Having thus considered the sin and trespass-offerings in relation to their piacular power we may observe, that burnt-offerings generally, or holocausts, (), the most common of all sacrifices, must be classed with the former so far as some idea of propitiation was associated with them. They were older than the sin and trespass-oblations, which arose indeed out of them, as a species referring to specific transgressions. They were a general symbolical expression of pious devotion to God, presented to him to gain his favour. But we cannot exclude from them some notion of expiation, though it was neither definite nor distinct, as in the case of trespass and sin-offerings.

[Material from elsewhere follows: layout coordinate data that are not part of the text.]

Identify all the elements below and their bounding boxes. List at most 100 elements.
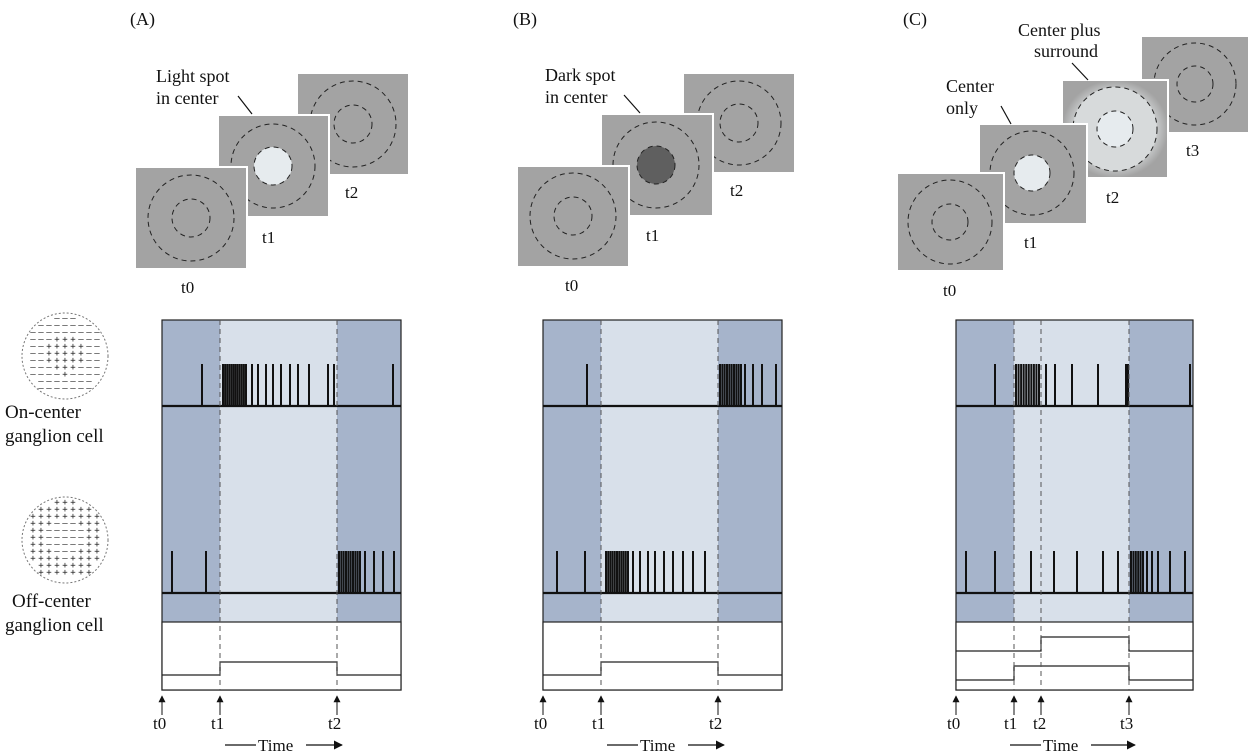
on-icon-mark: – xyxy=(54,328,60,338)
off-icon-mark: + xyxy=(86,547,92,557)
panel-c-letter: (C) xyxy=(903,9,927,30)
on-icon-mark: – xyxy=(38,356,44,366)
panel-a-time-markers: t0 t1 t2 Time xyxy=(153,695,343,755)
off-center-receptive-field-icon: + + ++ + + + + + ++ + + + + + + + ++ + + – – – + + ++ + – – – – – + ++ + –… xyxy=(21,496,109,584)
panel-c-center-stimulus-trace xyxy=(956,665,1193,681)
panel-c-frame-label-t3: t3 xyxy=(1186,141,1199,160)
panel-a-marker-t0: t0 xyxy=(153,714,166,733)
panel-b-frame-label-t1: t1 xyxy=(646,226,659,245)
panel-c-caption1-line2: only xyxy=(946,98,978,118)
on-icon-mark: + xyxy=(62,349,68,359)
on-icon-mark: – xyxy=(30,370,36,380)
panel-a-frame-label-t1: t1 xyxy=(262,228,275,247)
off-icon-mark: + xyxy=(46,568,52,578)
panel-b-stimulus-trace xyxy=(543,661,782,676)
off-icon-mark: + xyxy=(70,505,76,515)
panel-b-recording xyxy=(542,319,783,691)
on-icon-mark: – xyxy=(54,370,60,380)
off-icon-mark: – xyxy=(54,533,60,543)
on-icon-mark: – xyxy=(38,335,44,345)
off-icon-mark: + xyxy=(38,547,44,557)
off-icon-mark: + xyxy=(38,540,44,550)
on-icon-mark: – xyxy=(30,363,36,373)
on-icon-mark: – xyxy=(70,384,76,394)
off-icon-mark: + xyxy=(38,533,44,543)
panel-c: (C) t0 t1 t2 t3 Center only Center plus xyxy=(896,9,1250,755)
panel-b-on-center-spikes xyxy=(586,364,777,406)
panel-a-caption-line1: Light spot xyxy=(156,66,230,86)
on-icon-mark: – xyxy=(38,321,44,331)
on-icon-mark: – xyxy=(30,335,36,345)
panel-b-letter: (B) xyxy=(513,9,537,30)
panel-a-recording xyxy=(161,319,402,691)
panel-a-off-center-spikes xyxy=(171,551,395,593)
panel-b-frame-label-t0: t0 xyxy=(565,276,578,295)
on-icon-mark: – xyxy=(38,349,44,359)
panel-a-marker-t1: t1 xyxy=(211,714,224,733)
on-icon-mark: – xyxy=(94,328,100,338)
off-icon-mark: + xyxy=(62,568,68,578)
on-icon-mark: – xyxy=(62,377,68,387)
on-icon-mark: – xyxy=(78,321,84,331)
off-icon-mark: + xyxy=(62,505,68,515)
off-icon-mark: – xyxy=(62,547,68,557)
panel-c-time-label: Time xyxy=(1043,736,1078,755)
on-icon-mark: + xyxy=(70,342,76,352)
off-center-label-line1: Off-center xyxy=(12,591,91,612)
on-center-label-line1: On-center xyxy=(5,402,82,423)
off-icon-mark: + xyxy=(94,533,100,543)
on-icon-mark: – xyxy=(38,377,44,387)
off-icon-mark: + xyxy=(86,561,92,571)
off-icon-mark: + xyxy=(70,554,76,564)
off-icon-mark: + xyxy=(38,554,44,564)
panel-a-frame-t0 xyxy=(134,166,248,270)
off-icon-mark: + xyxy=(86,526,92,536)
off-icon-mark: – xyxy=(54,547,60,557)
off-icon-mark: + xyxy=(86,519,92,529)
panel-c-caption1-line1: Center xyxy=(946,76,994,96)
off-icon-mark: + xyxy=(94,526,100,536)
panel-c-frame-t2 xyxy=(1061,79,1169,179)
off-icon-mark: + xyxy=(78,568,84,578)
off-icon-mark: – xyxy=(46,526,52,536)
off-icon-mark: + xyxy=(94,554,100,564)
off-center-label-line2: ganglion cell xyxy=(5,615,104,636)
on-icon-mark: – xyxy=(38,384,44,394)
panel-c-recording xyxy=(955,319,1194,691)
off-icon-mark: + xyxy=(46,512,52,522)
off-icon-mark: – xyxy=(62,533,68,543)
panel-b: (B) t0 t1 t2 Dark spot in center xyxy=(513,9,796,755)
off-icon-mark: + xyxy=(30,533,36,543)
off-icon-mark: + xyxy=(38,505,44,515)
off-center-label-group: + + ++ + + + + + ++ + + + + + + + ++ + + – – – + + ++ + – – – – – + ++ + –… xyxy=(5,496,109,636)
panel-b-frame-t0 xyxy=(516,165,630,268)
on-icon-mark: – xyxy=(30,349,36,359)
off-icon-mark: – xyxy=(62,540,68,550)
on-icon-mark: – xyxy=(94,370,100,380)
panel-b-dark-spot xyxy=(636,145,676,185)
on-icon-mark: – xyxy=(86,377,92,387)
panel-a-time-label: Time xyxy=(258,736,293,755)
off-icon-mark: – xyxy=(70,519,76,529)
panel-c-frame-label-t0: t0 xyxy=(943,281,956,300)
panel-c-caption2-line1: Center plus xyxy=(1018,20,1101,40)
off-icon-mark: + xyxy=(38,568,44,578)
panel-b-caption-line1: Dark spot xyxy=(545,65,616,85)
off-icon-mark: – xyxy=(46,533,52,543)
on-icon-mark: – xyxy=(86,321,92,331)
on-icon-mark: – xyxy=(78,328,84,338)
on-icon-mark: – xyxy=(78,370,84,380)
off-icon-mark: + xyxy=(62,512,68,522)
on-icon-mark: – xyxy=(86,335,92,345)
on-icon-mark: – xyxy=(38,342,44,352)
on-icon-mark: – xyxy=(54,321,60,331)
on-icon-mark: + xyxy=(78,342,84,352)
panel-a-stimulus-trace xyxy=(162,661,401,676)
off-icon-mark: + xyxy=(78,505,84,515)
off-icon-mark: + xyxy=(62,498,68,508)
off-icon-mark: + xyxy=(46,554,52,564)
off-icon-mark: + xyxy=(38,561,44,571)
on-icon-mark: + xyxy=(54,363,60,373)
off-icon-mark: + xyxy=(78,554,84,564)
off-icon-mark: – xyxy=(46,540,52,550)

We have thus arrived at an answer to the question whether the sacrifices offered prior to Moses were expiatory. Being holocausts, they were so; though the notion of expiation attached to them was vague and indefinite. It was of a floating nature, not having reached clearness or definiteness. In retaining them, Moses had ethical symbols in view. But his design was imperfectly apprehended by a sensuous people, since we find that a specific power or efficacy to take away sin was afterwards attributed to them. Here was a return to the idea of ages prior to Moses, with the additional circumstance of giving it a fixity which it had not before. The ethical significancy was obscured in proportion as the offerings were supposed to have virtue in themselves of making satisfaction for sin.